Uganda’s public debt has risen to USD 32.33 billion (UGX 116.21 trillion) as of June 2025, up from USD 25.63 billion (UGX 94.72 trillion) recorded a year earlier, according to Finance Minister Hon. Matia Kasaija.
Speaking during a briefing, Kasaija reassured the public and investors that despite the increase, the country’s debt-to-GDP ratio stands at 51.3%, which remains within sustainable thresholds in the short to medium term.
Domestic and External Borrowing
The minister revealed that out of the total debt stock, domestic debt accounts for USD 16.8 billion (UGX 60.34 trillion), while external debt stands at USD 15.54 billion (UGX 55.88 trillion).
He noted that domestic borrowing now represents 51.9% of the total debt stock, up from 42.9% last year.

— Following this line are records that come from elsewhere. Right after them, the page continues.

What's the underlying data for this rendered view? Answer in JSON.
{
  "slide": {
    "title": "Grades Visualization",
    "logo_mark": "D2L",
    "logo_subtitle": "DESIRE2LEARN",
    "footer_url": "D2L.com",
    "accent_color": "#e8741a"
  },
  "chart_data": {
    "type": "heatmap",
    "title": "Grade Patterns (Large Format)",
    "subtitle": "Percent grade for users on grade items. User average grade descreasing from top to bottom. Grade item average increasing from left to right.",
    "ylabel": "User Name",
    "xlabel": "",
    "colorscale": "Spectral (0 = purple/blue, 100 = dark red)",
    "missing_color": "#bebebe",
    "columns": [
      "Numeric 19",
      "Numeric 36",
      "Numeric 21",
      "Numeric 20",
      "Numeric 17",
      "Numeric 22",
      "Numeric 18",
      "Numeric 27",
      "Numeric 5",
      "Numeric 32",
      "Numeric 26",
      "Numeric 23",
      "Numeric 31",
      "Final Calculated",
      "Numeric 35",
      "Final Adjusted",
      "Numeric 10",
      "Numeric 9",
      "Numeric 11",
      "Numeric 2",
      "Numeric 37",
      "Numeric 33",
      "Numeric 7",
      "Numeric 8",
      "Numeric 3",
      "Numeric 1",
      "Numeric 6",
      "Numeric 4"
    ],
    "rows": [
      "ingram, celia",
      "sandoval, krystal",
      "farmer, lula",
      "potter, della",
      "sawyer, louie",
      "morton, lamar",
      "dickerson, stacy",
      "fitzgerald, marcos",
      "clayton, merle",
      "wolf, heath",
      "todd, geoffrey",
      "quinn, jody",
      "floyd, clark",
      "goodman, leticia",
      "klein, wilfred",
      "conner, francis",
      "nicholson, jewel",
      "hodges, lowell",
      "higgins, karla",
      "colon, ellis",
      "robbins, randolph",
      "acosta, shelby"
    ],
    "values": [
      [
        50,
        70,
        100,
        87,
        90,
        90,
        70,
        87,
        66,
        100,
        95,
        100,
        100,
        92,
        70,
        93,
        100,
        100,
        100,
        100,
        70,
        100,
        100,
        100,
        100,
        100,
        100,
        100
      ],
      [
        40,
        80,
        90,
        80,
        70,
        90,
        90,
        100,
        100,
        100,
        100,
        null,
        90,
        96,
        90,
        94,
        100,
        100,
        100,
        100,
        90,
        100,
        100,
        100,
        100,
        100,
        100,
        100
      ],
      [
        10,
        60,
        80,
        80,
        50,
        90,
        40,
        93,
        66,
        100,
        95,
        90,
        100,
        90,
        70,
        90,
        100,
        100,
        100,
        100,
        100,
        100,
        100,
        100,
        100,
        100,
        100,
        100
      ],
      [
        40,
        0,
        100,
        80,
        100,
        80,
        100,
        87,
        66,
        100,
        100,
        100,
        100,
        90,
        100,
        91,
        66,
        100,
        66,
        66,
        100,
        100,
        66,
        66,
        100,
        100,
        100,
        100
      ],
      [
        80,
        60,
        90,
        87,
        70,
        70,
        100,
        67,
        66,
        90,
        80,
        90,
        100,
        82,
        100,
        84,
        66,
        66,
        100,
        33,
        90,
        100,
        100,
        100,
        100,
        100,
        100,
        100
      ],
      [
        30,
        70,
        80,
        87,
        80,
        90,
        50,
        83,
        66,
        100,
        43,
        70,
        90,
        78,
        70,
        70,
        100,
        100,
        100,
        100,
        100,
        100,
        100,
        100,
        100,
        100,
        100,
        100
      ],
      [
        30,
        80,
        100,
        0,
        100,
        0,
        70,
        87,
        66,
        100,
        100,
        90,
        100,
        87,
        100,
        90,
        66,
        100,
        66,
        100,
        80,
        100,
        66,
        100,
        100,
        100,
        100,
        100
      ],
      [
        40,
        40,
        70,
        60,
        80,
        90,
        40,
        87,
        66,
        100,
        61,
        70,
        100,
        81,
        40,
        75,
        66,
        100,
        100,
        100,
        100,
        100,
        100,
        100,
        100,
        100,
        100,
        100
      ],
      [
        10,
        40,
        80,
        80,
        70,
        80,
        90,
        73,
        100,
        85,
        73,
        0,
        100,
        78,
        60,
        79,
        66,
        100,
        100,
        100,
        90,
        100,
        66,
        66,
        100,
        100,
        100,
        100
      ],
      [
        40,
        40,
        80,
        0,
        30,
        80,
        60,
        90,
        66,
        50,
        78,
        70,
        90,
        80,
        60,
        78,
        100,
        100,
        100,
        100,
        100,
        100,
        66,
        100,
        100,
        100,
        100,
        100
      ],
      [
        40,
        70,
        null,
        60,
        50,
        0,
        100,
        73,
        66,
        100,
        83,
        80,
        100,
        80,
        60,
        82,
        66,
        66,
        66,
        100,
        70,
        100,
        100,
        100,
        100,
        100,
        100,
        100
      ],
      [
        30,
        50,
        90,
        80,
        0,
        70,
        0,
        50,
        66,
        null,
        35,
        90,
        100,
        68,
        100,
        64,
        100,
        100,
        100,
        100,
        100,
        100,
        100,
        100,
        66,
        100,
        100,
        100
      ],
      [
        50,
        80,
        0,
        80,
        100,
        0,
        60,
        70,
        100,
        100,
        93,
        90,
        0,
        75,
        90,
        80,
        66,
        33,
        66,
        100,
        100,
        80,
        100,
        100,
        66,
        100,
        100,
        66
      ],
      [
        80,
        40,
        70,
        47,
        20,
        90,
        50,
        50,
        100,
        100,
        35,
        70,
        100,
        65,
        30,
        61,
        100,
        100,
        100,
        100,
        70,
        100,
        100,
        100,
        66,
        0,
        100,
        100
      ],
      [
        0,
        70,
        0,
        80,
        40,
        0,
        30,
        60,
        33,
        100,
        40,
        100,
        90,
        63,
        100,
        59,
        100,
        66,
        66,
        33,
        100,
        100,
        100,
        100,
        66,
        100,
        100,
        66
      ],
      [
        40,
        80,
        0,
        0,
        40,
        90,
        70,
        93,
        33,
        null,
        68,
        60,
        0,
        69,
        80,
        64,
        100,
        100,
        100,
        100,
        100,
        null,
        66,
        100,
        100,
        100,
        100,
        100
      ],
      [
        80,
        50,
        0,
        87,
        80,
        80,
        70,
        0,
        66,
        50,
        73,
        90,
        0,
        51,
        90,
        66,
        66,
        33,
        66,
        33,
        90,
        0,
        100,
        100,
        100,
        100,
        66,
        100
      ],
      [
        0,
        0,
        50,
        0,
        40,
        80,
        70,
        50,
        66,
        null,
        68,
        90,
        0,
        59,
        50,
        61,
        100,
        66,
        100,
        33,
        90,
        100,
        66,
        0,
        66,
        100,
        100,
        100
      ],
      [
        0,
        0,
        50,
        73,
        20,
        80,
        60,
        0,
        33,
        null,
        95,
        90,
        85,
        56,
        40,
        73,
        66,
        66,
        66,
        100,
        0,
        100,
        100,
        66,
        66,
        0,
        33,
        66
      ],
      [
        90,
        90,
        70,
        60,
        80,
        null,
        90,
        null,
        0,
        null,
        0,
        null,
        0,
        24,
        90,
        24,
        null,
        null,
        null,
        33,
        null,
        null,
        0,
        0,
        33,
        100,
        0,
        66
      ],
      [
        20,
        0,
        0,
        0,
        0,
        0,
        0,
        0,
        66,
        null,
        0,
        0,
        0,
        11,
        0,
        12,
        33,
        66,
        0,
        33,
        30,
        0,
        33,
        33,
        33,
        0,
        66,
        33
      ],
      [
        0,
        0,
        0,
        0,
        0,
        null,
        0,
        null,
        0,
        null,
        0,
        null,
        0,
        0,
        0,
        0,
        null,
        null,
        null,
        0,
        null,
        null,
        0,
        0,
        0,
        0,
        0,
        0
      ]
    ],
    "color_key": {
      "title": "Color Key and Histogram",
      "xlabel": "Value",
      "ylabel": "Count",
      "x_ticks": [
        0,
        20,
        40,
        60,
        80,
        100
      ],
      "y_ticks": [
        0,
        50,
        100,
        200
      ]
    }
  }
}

Kasaija explained that the growth in debt mainly reflects higher external disbursements and expanded domestic borrowing aimed at financing major infrastructure projects across the country.
Economic Growth Outlook
Looking ahead, the Finance Minister projected a strong rebound for Uganda’s economy, with double-digit growth rates expected starting next year.

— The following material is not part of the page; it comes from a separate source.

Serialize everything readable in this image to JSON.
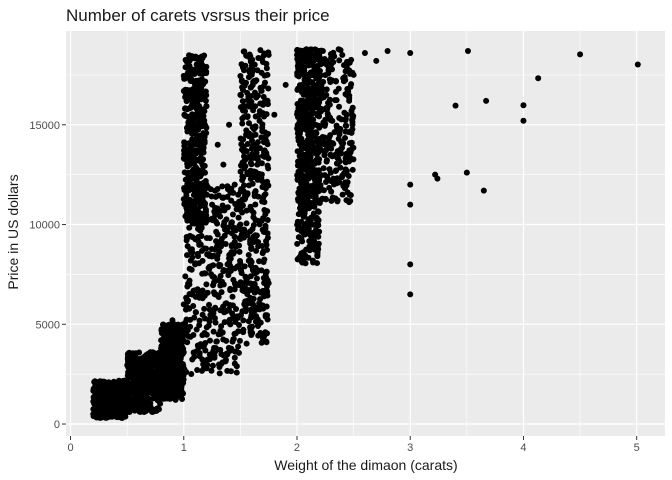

“This performance will support Uganda’s long-term ambition of tenfold economic growth,” Kasaija said.
Investor Confidence
While debt levels have increased, the government insists the borrowing remains strategic and aligned with the approved medium-term debt strategy. The funds are being channeled into infrastructure, energy, and other priority sectors expected to drive industrialization and private sector expansion.